13) Em 04/07/2001, AA e FF, celebraram escritura pública de doação, através da qual, declararam doar à neta de ambos, GG, por conta das suas quotas disponíveis, o lote de terreno para construção urbana sito na Avenida …, freguesia de Quinta do Anjo, concelho de Palmela, descrito na Conservatória do Registo Predial de Palmela sob o número …, inscrito na respectiva matriz predial urbana sob o artigo …, a que atribuíram o valor de 3.150.000$00 (três milhões e cinto e cinquenta mil de escudos).
14) No acto, GG declarou aceitar a referida doação.

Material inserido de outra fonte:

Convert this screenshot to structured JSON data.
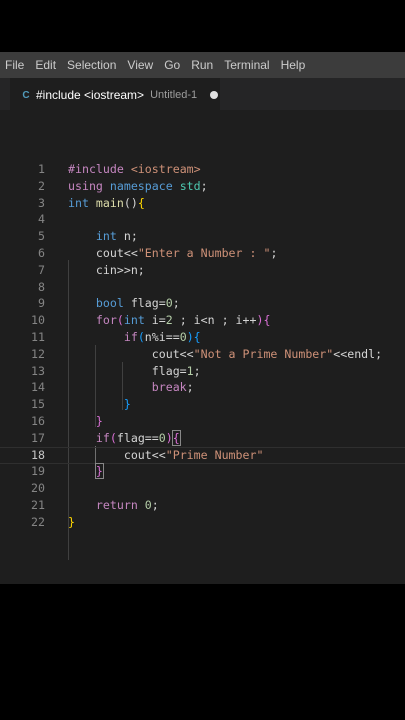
{
  "menu": {
    "items": [
      "File",
      "Edit",
      "Selection",
      "View",
      "Go",
      "Run",
      "Terminal",
      "Help"
    ]
  },
  "tab": {
    "icon_label": "C",
    "title": "#include <iostream>",
    "description": "Untitled-1"
  },
  "editor": {
    "current_line": 18,
    "lines": [
      {
        "n": "1",
        "tokens": [
          [
            "pre",
            "#include "
          ],
          [
            "str",
            "<iostream>"
          ]
        ]
      },
      {
        "n": "2",
        "tokens": [
          [
            "ctrl",
            "using "
          ],
          [
            "type",
            "namespace "
          ],
          [
            "ns",
            "std"
          ],
          [
            "plain",
            ";"
          ]
        ]
      },
      {
        "n": "3",
        "tokens": [
          [
            "type",
            "int "
          ],
          [
            "fn",
            "main"
          ],
          [
            "plain",
            "()"
          ],
          [
            "brace1",
            "{"
          ]
        ]
      },
      {
        "n": "4",
        "tokens": []
      },
      {
        "n": "5",
        "tokens": [
          [
            "plain",
            "    "
          ],
          [
            "type",
            "int "
          ],
          [
            "plain",
            "n;"
          ]
        ]
      },
      {
        "n": "6",
        "tokens": [
          [
            "plain",
            "    cout<<"
          ],
          [
            "str",
            "\"Enter a Number : \""
          ],
          [
            "plain",
            ";"
          ]
        ]
      },
      {
        "n": "7",
        "tokens": [
          [
            "plain",
            "    cin>>n;"
          ]
        ]
      },
      {
        "n": "8",
        "tokens": []
      },
      {
        "n": "9",
        "tokens": [
          [
            "plain",
            "    "
          ],
          [
            "type",
            "bool "
          ],
          [
            "plain",
            "flag="
          ],
          [
            "num",
            "0"
          ],
          [
            "plain",
            ";"
          ]
        ]
      },
      {
        "n": "10",
        "tokens": [
          [
            "plain",
            "    "
          ],
          [
            "ctrl",
            "for"
          ],
          [
            "brace2",
            "("
          ],
          [
            "type",
            "int "
          ],
          [
            "plain",
            "i="
          ],
          [
            "num",
            "2"
          ],
          [
            "plain",
            " ; i<n ; i++"
          ],
          [
            "brace2",
            ")"
          ],
          [
            "brace2",
            "{"
          ]
        ]
      },
      {
        "n": "11",
        "tokens": [
          [
            "plain",
            "        "
          ],
          [
            "ctrl",
            "if"
          ],
          [
            "brace3",
            "("
          ],
          [
            "plain",
            "n%i=="
          ],
          [
            "num",
            "0"
          ],
          [
            "brace3",
            ")"
          ],
          [
            "brace3",
            "{"
          ]
        ]
      },
      {
        "n": "12",
        "tokens": [
          [
            "plain",
            "            cout<<"
          ],
          [
            "str",
            "\"Not a Prime Number\""
          ],
          [
            "plain",
            "<<endl;"
          ]
        ]
      },
      {
        "n": "13",
        "tokens": [
          [
            "plain",
            "            flag="
          ],
          [
            "num",
            "1"
          ],
          [
            "plain",
            ";"
          ]
        ]
      },
      {
        "n": "14",
        "tokens": [
          [
            "plain",
            "            "
          ],
          [
            "ctrl",
            "break"
          ],
          [
            "plain",
            ";"
          ]
        ]
      },
      {
        "n": "15",
        "tokens": [
          [
            "plain",
            "        "
          ],
          [
            "brace3",
            "}"
          ]
        ]
      },
      {
        "n": "16",
        "tokens": [
          [
            "plain",
            "    "
          ],
          [
            "brace2",
            "}"
          ]
        ]
      },
      {
        "n": "17",
        "tokens": [
          [
            "plain",
            "    "
          ],
          [
            "ctrl",
            "if"
          ],
          [
            "brace2",
            "("
          ],
          [
            "plain",
            "flag=="
          ],
          [
            "num",
            "0"
          ],
          [
            "brace2",
            ")"
          ],
          [
            "brace2m",
            "{"
          ]
        ]
      },
      {
        "n": "18",
        "tokens": [
          [
            "plain",
            "        cout<<"
          ],
          [
            "str",
            "\"Prime Number\""
          ]
        ]
      },
      {
        "n": "19",
        "tokens": [
          [
            "plain",
            "    "
          ],
          [
            "brace2m",
            "}"
          ]
        ]
      },
      {
        "n": "20",
        "tokens": []
      },
      {
        "n": "21",
        "tokens": [
          [
            "plain",
            "    "
          ],
          [
            "ctrl",
            "return "
          ],
          [
            "num",
            "0"
          ],
          [
            "plain",
            ";"
          ]
        ]
      },
      {
        "n": "22",
        "tokens": [
          [
            "brace1",
            "}"
          ]
        ]
      }
    ]
  }
}
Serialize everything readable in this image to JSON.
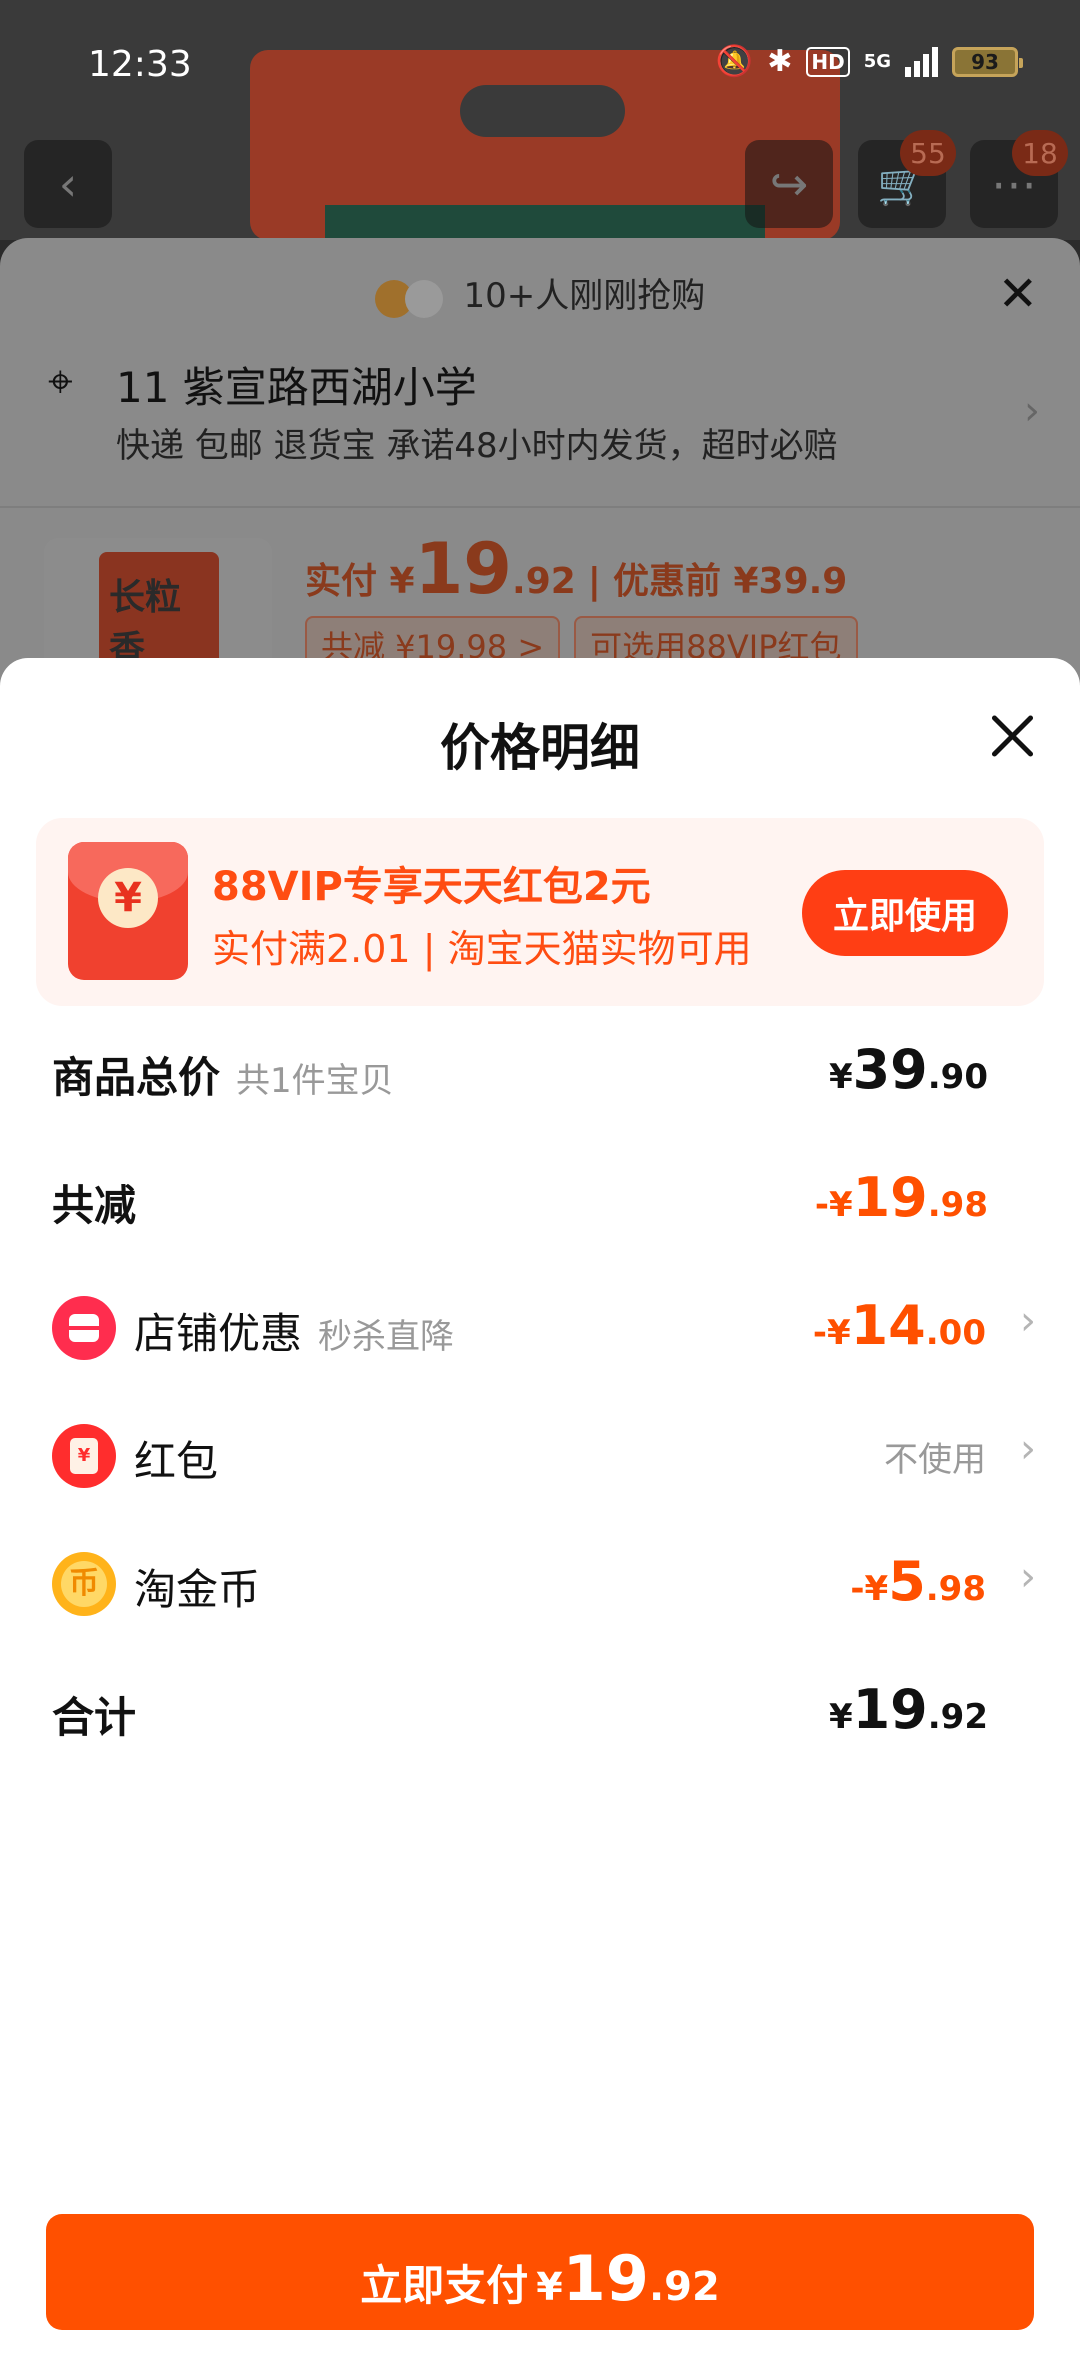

15) Por sentença homologatória de transacção, efectuada no âmbito do proc. n.º 117/2016-JPP, do Julgado de Paz de Palmela, GG obrigou-se a pagar ao seu avô, AA, o valor de €10.000,00 (dez mil euros), como contrapartida para a realização de operação de destaque urbanístico da faixa 3m de frente por 17,50m de comprimento, correspondente a uma servidão de passagem do prédio aludido em 13), a onerar o prédio aludido em 5).
16) O valor aludido em 14) foi pago através de cheque bancário de 06/04/2017.
17) A operação foi concluída através de escritura pública de compra e venda datada de 20/12/2018, através da qual GG adquiriu a BB a porção de terreno identificada em 14).
18) Em resultado da venda de um prédio designado por “Pomar”, o autor da sucessão entregou, a título gratuito à sua neta EE, a quantia de €220.000,00 (duzentos e vinte mil euros), que esta recebeu e fez sua.
19) Em resultado da venda de um trator, o autor da sucessão entregou, a título gratuito à sua neta EE, a quantia de €2.000,00 (dois mil euros), quantia que esta recebeu e fez sua.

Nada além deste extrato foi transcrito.